For Debian configuring the eth0 was a mere matter of editing /etc/network/interfaces and adding

iface eth0 inet6 static
        address 2001:XXXX:XXXX:XXXX::2
        netmask 64
        up ip route add 2000::/3 via 2001:XXXX:XXXX:XXXX::1

Again, with ‘2001:XXXX:XXXX:XXXX’ being the address they allocated to your server.
Since SSH listens for IPv6 connections by default, with the interface address configured I could now SSH from my laptop at home to my server using IPv6. Type ‘who’ and you’ll see a big long IPv6 address against your username if its working correctly.

Linode Server

My other web server is hosted by Linode. Unfortunately they don’t provide direct IPv6 connectivity so I had to use a tunnel. Since I do have a permanent static IPv4 address though I could use a regular IPv6-over-IPv4 tunnel rather than the dynamic heartbeat one I used at home with SixXS. For the sake of redundancy I decided to get my tunnel from a different provider, this time choosing Hurricane. When registering with them you provide a little contact info and the IPv4 address of your server. A short while later they’ll typically approve the request & activate their end of the tunnel. It is then a matter of configuring your end. This machine was running Fedora Core 6, so creating a tunnel requires adding a file /etc/sysconfig/network-scripts/ifcfg-sit1 containing something like

DEVICE=sit1
BOOTPROTO=none
ONBOOT=yes
IPV6INIT=yes
IPV6TUNNELIPV4=YY.YY.YY.YY
IPV6ADDR=2001:XXXX:XXXX:XXXX::2/64

Where YY.YY.YY.YY was the IPv4 address of hurricane’s tunnel server, and 2001:XXXX:XXXX:XXXX was the IPv6 address prefix they allocated for my server. A quick ifup later and this server too has IPv6 connectivity.

The summary

This was all spread out over a couple of weeks, but by the end of it I had got both servers and my entire home network all operational with fully routable, global IPv6 connectivity.

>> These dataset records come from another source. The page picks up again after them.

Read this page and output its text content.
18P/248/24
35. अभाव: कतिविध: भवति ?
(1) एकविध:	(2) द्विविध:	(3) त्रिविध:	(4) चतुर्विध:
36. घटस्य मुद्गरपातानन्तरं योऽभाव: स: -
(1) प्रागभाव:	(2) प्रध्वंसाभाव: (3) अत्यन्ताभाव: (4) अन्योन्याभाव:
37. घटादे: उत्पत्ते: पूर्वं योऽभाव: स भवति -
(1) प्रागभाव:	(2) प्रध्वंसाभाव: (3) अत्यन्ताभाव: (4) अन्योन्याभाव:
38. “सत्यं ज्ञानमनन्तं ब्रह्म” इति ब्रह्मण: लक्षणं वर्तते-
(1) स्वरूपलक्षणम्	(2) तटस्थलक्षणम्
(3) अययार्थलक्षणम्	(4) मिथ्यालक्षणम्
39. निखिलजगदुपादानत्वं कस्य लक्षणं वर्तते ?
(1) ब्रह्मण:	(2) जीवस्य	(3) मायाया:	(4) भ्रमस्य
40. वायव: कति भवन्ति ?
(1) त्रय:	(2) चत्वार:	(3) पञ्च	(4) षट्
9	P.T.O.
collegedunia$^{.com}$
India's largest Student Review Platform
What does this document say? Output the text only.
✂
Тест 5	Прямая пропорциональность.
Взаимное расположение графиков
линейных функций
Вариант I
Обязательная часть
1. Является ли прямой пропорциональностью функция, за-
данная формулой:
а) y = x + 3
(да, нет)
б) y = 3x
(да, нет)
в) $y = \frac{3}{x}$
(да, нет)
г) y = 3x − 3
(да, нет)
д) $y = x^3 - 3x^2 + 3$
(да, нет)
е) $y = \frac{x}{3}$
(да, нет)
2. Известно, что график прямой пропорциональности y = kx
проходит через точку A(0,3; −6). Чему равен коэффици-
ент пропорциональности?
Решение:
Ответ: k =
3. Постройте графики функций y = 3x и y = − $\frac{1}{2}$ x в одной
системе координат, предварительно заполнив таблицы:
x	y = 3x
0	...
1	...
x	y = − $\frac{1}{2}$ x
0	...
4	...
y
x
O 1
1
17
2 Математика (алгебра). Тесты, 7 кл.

I have three differents types of IPv6 connectivity – direct (from Bytemark), static tunnel (from Hurricane), and a dynamic tunnel (from SixXS – they offer static tunnels too). If you have a static IPv4 address there’s a fourth way to get connected called 6-to-4 which maps your Ipv4 address into the IPv6 space and uses anycast routing. With so many ways to get IPv6 connectivity it doesn’t matter if your crappy DSL/Cable ISP doesn’t offer IPv6 – simply take them out of the equation.

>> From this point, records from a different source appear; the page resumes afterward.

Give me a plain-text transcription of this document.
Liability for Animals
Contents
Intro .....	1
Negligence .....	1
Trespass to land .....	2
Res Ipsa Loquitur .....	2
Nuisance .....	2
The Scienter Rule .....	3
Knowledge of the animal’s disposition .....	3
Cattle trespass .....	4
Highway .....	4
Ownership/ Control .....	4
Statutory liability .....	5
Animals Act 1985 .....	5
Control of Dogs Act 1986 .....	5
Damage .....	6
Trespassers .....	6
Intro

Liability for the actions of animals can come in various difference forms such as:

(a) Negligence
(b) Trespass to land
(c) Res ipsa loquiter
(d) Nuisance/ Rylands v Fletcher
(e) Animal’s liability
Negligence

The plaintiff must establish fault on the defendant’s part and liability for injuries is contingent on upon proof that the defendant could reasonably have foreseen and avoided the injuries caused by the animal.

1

One of the great things about being rid of NAT is that I can directly SSH into any machine at home from outside my network – no need for VPNs, or special reverse proxy rules through the NAT gateway. IPv6 addresses are crazily long, so the one final thing I did was to setup DNS entries for all my boxes, including a DNS zone for my home network. Remember how all clients on the home network auto-configure themselves, well this is done based on their network prefix and their MAC address, so they’ll always auto-configure themselves to the same IPv6 address. Makes it easy to give them permanent DNS mappings, without needing to manually administer a DHCP server.